Pauvreté croissante malgré des taux d’aide sociale en baisse – que se passe-t-il ?

03.03.2023

Les milieux spécialisés connaissent depuis longtemps le phénomène de « renoncer volontairement » à l'aide sociale publique. Les raisons sont multiples : exposition sociale, sentiment de honte, manque de connaissances ou informations erronées, peur de devoir rembourser ou contribuer à l’entretien de proches parents, nombreuses obligations et contrôles approfondis. Les obstacles pour accéder aux prestations d'aide sociale ont encore été renforcés ces dernières années. Les durcissements introduits en 2019 dans le droit des étrangers revêtent une grande importance à cet égard. Si les migrantes et migrants perçoivent l'aide sociale, ils risquent de se voir retirer leur autorisation de séjour. Pour de nombreuses personnes, ces durcissements signifient automatiquement une exclusion du système de sécurité sociale suisse. Les personnes sans permis de séjour ont encore moins de marge de manœuvre. Le fait de renoncer à l'aide sociale plonge les personnes concernées, qu'il s'agisse de personnes seules ou de familles avec enfants, dans une situation de détresse existentielle. Pour y remédier, la ville de Berne a lancé en janvier 2023 le projet-pilote « Aide de transition » (page 25) en collaboration avec le service de travail social de la paroisse catholique romaine de Berne et environs.

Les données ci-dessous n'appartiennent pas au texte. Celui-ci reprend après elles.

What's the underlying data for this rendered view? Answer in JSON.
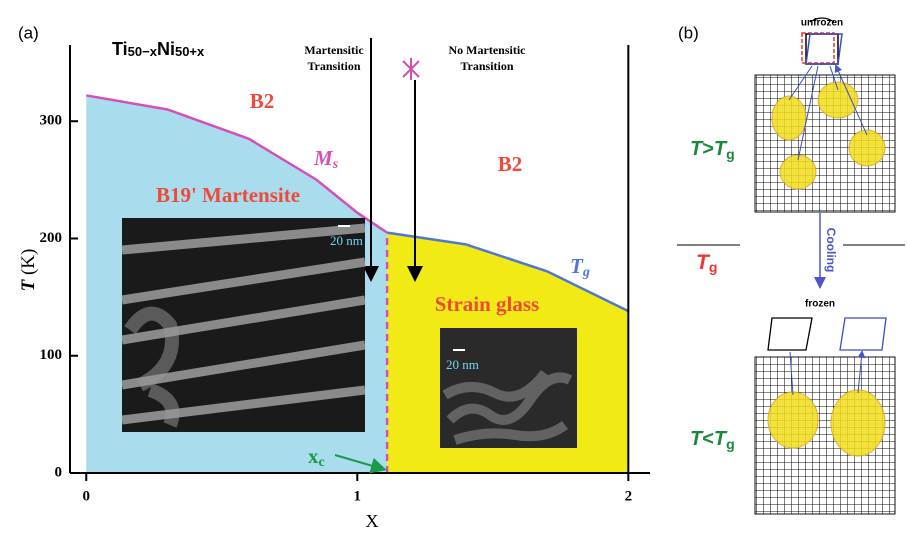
{
  "chart_data": {
    "type": "phase",
    "panel_label": "(a)",
    "formula": [
      "Ti",
      "50−x",
      "Ni",
      "50+x"
    ],
    "xlabel": "X",
    "ylabel": {
      "symbol": "T",
      "unit": "(K)"
    },
    "xlim": [
      -0.06,
      2.08
    ],
    "ylim": [
      0,
      365
    ],
    "xticks": [
      0,
      1,
      2
    ],
    "yticks": [
      0,
      100,
      200,
      300
    ],
    "series": [
      {
        "name_parts": [
          "M",
          "s"
        ],
        "color": "#d44fb8",
        "fill": "#a9dced",
        "x": [
          0,
          0.3,
          0.6,
          0.85,
          1.0,
          1.11
        ],
        "values": [
          322,
          310,
          285,
          250,
          222,
          205
        ]
      },
      {
        "name_parts": [
          "T",
          "g"
        ],
        "color": "#4f78d6",
        "fill": "#f1ea14",
        "x": [
          1.11,
          1.4,
          1.7,
          2.0
        ],
        "values": [
          205,
          195,
          172,
          138
        ]
      }
    ],
    "xc": {
      "label_parts": [
        "x",
        "c"
      ],
      "value": 1.11
    },
    "regions": [
      "B2",
      "B19' Martensite",
      "B2",
      "Strain glass"
    ],
    "annotations": {
      "martensitic": [
        "Martensitic",
        "Transition"
      ],
      "no_martensitic": [
        "No Martensitic",
        "Transition"
      ]
    },
    "scale_bars": [
      "20 nm",
      "20 nm"
    ]
  },
  "panel_b": {
    "label": "(b)",
    "top": {
      "caption": "unfrozen",
      "condition": [
        "T",
        ">",
        "T",
        "g"
      ]
    },
    "middle": {
      "tg": [
        "T",
        "g"
      ],
      "arrow": "Cooling"
    },
    "bottom": {
      "caption": "frozen",
      "condition": [
        "T",
        "<",
        "T",
        "g"
      ]
    }
  }
}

Selon les estimations, le non-recours à l'aide sociale est sous-estimé depuis des années. La pandémie nous a montré que la pauvreté cachée n'est pas un phénomène marginal. Les longues files d'attente aux distributions alimentaires ont surpris les professionnels les plus expérimentés. Et pour de nombreuses personnes, la précarité semble perdurer malgré la fin de la pandémie et la bonne situation du marché du travail. Les hébergements d'urgence de la ville de Berne affichent complet depuis des mois ; le nombre de sans-abri a augmenté durablement dans la ville de Berne. Lors de la table ronde sur la lutte contre la pauvreté organisée à intervalles réguliers, les organisations d’entraide ecclésiastiques et privées témoignent de la fréquentation ininterrompue de leurs offres d’assistance et surtout de leurs points de distribution de denrées alimentaires. Et non, celui qui fait la queue n'est pas un profiteur qui a trouvé un moyen avantageux d'optimiser les dépenses courantes de son ménage. Les œuvres d'entraide procèdent aussi à des contrôles des conditions d’octroi. Les personnes concernées n'ont tout simplement pas assez d'argent pour subvenir à leurs besoins vitaux. La pression n’a cessé de croître en raison de la hausse des prix de l'électricité et du renchérissement. Et pourtant, de nombreuses personnes semblent continuer à renoncer à faire valoir leurs droits légitimes auprès des services sociaux.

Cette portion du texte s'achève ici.